In het buitengebied van de gemeente Geertruidenberg wordt beperkt verlicht. Ook is er geen aanleiding om hier bestaande verlichting te vervangen door groen licht vanwege de afwezigheid van natuurgebieden, daar waar nu verlichting aanwezig is.

Onderzoek wijst uit dat wit licht de toekomst heeft. Wit licht biedt duidelijk allerlei voordelen ten opzichte van geel licht. Om te beginnen wordt de ruimte als helder en natuurlijk ervaren. Verschillende praktijkonderzoeken hebben aangetoond dat men in overgrote meerderheid wit licht prettiger vindt. Het natuurlijk en helder ervaren van de ruimte geeft ook een algemeen gevoel van meer veiligheid. Het eerder herkennen van gezichten en andere details kan misdadigers afschrikken en resulteert ook in duidelijkere opnamebeelden (bijvoorbeeld

bij gebruik van bewakingscamera‘s). Kleuren zijn bij het witte licht levensechter en dat maakt dat alles ook scherper te zien is. Wit licht is ook duurzamer en gebruikt minder energie.

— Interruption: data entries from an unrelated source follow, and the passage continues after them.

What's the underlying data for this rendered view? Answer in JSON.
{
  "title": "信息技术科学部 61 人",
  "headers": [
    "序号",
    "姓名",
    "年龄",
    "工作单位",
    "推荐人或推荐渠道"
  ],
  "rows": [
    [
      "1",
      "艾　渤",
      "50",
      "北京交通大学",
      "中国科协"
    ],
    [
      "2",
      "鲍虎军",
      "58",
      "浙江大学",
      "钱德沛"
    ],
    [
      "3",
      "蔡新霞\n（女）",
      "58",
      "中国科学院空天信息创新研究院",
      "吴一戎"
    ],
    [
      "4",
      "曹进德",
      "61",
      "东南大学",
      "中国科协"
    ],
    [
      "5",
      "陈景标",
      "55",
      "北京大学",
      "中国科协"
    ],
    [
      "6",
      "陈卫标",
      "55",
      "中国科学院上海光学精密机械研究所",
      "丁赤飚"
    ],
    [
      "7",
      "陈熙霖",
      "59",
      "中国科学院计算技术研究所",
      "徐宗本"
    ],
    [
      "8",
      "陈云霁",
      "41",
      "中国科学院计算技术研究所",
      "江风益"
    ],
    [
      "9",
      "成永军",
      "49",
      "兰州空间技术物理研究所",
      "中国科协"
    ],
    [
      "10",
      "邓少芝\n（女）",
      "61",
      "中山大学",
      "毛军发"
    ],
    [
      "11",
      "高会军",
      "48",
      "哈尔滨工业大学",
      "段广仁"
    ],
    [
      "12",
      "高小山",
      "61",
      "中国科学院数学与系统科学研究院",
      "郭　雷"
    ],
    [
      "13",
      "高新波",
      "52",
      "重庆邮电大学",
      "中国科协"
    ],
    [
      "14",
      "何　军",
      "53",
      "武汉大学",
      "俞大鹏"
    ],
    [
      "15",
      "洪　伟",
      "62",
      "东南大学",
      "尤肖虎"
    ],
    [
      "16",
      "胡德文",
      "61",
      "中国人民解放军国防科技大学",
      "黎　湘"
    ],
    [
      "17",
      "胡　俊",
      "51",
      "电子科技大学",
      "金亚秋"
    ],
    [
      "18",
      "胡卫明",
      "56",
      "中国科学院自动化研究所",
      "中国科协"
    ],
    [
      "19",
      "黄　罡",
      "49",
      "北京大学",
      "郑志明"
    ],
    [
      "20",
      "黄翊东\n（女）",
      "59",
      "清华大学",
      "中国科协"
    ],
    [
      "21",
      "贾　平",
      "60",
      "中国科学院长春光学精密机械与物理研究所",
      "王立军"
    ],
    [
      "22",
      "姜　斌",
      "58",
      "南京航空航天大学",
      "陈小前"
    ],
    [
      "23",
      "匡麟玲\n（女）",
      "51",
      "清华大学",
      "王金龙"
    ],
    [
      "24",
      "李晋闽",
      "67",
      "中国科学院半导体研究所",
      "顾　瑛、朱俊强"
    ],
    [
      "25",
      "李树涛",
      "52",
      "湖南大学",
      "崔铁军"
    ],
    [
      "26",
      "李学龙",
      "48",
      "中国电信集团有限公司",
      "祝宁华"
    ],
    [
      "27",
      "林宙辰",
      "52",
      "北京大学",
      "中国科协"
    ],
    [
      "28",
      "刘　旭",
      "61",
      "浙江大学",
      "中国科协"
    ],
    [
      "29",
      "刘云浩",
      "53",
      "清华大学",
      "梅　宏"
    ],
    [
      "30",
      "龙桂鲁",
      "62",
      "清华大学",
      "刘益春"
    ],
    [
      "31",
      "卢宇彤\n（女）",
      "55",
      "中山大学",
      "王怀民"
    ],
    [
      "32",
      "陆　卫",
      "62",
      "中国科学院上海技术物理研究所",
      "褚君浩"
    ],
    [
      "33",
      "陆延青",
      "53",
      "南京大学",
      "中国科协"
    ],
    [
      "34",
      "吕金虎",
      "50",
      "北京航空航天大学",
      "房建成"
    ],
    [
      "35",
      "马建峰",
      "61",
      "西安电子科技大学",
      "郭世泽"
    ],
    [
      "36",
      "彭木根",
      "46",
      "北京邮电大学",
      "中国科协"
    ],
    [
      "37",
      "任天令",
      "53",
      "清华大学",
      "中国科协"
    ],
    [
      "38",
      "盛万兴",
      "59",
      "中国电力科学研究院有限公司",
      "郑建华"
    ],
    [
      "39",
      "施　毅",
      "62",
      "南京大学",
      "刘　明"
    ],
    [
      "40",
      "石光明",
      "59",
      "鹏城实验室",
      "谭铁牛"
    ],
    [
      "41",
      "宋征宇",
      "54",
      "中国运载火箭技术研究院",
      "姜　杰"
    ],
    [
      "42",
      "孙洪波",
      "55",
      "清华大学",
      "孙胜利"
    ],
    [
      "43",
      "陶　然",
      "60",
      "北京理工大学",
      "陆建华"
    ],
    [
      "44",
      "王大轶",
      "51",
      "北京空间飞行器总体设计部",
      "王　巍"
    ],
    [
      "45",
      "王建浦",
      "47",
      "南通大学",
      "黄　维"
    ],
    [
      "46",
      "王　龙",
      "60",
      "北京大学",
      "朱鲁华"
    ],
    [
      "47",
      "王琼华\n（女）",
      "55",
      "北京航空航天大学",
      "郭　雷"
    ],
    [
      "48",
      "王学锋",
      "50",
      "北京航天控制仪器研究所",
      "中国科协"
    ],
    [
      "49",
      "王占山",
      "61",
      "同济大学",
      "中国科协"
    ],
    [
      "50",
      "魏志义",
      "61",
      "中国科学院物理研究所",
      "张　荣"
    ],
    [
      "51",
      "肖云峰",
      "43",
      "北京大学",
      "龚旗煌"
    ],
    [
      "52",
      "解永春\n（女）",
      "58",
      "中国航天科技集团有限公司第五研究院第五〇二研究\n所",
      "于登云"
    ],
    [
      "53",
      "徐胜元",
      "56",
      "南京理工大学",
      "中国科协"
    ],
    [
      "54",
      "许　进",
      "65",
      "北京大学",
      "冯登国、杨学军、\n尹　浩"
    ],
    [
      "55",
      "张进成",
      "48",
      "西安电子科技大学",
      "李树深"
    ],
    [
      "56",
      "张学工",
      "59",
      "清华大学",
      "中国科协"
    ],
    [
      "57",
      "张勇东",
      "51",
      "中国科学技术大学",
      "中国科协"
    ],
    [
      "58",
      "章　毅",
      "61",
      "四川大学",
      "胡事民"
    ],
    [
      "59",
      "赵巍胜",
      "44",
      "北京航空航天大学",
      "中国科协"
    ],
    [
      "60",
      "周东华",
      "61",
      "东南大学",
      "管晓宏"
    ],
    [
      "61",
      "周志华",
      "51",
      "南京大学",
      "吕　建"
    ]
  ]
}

De gemeente Geertruidenberg heeft in het verleden net als andere gemeenten in woongebieden SOX verlichting (geel licht) toegepast. Buiten de bebouwde kom en op bedrijventerreinen is vanwege het rendement ook SOX verlichting toegepast. Sinds de jaren 90 is een begin gemaakt om SOX verlichting in woongebieden te vervangen door PLL (wit licht). In 2013 is begonnen met het vervangen van SOX verlichting op de bedrijventerreinen door led-verlichting. Het grootste deel van de nog aanwezige SOX verlichting is nu nog aanwezig op bedrijventerreinen en te vinden op gebiedsontsluitingswegen binnen en buiten de bebouwde kom.

 

Beleidskeuze

Vanwege verkeersveiligheid en gezichtsherkenning kiest de gemeente in principe voor de volgende lichtkleur: wit (4000K). Het tijdstip van ombouw wordt bepaald tot het moment dat de armaturen zijn afgeschreven of eerder als dit projectmatig kan gebeuren.

 

5.1.6 Keuze lichtmasten, staal of aluminium

Een terugkerende discussie is de keuze voor stalen of aluminium lichtmasten. Beide fabrikanten voeren argumenten waarom hun product duurzaam is. Uit een aantal levens cyclus analyses (LCA) komt de stalen mast er drie tot vier keer beter uit wat betreft CO2 belasting.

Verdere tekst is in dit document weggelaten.